For my MSc Information Security project at UCL, supervised by Steven Murdoch with the assistance of Alec Muffett and other Security Infrastructure engineers at Facebook in London, I explored possible techniques for improving the horizontal scalability of Tor hidden services. More precisely, I was looking at possible load balancing techniques to offer better performance and resiliency against hardware/network failures. The focus of the research was aimed at popular non-anonymous hidden services, where the anonymity of the service provider was not required; an example of this could be Facebook’s .onion address.
One approach I explored was to simply run multiple hidden service instances using the same private key (and hence the same .onion address). Each hidden service periodically uploads its own descriptor, which describes the available introduction points, to six hidden service directories on a distributed hash table. The hidden service instance chosen by the client depends on which hidden service instance most recently uploaded its descriptor. In theory this approach allows an arbitrary number of hidden service instances, where each periodically uploads its own descriptors, overwriting those of others.

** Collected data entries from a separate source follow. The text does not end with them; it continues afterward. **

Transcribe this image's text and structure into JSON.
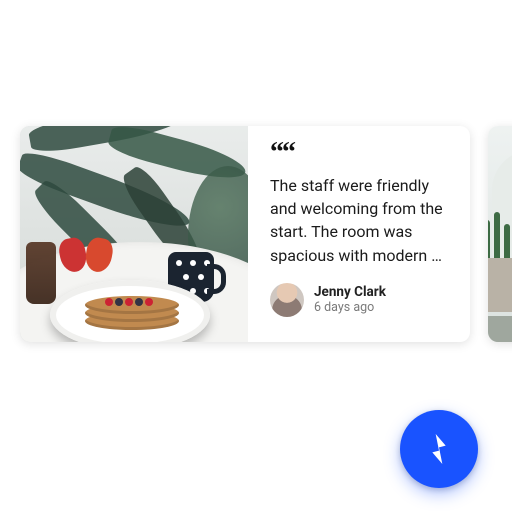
{
  "reviews": [
    {
      "quote_glyph": "““",
      "text": "The staff were friendly and welcoming from the start. The room was spacious with modern …",
      "author_name": "Jenny Clark",
      "author_time": "6 days ago"
    }
  ],
  "colors": {
    "fab": "#1953ff"
  }
}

This approach can work for popular hidden services because, with the large number of clients, some will be using the descriptor most recently uploaded, while others will have cached older versions and continue to use them. However my experiments showed that the distribution of the clients over the hidden service instances set up in this way is highly non-uniform.
I therefore ran experiments on a private Tor network using the Shadow network simulator running multiple hidden service instances, and measuring the load distribution over time. The experiments were devised such that the instances uploaded their descriptors simultaneously, which resulted in different hidden service directories receiving different descriptors. As a result, clients connecting to a hidden service would be balanced more uniformly over the available instances.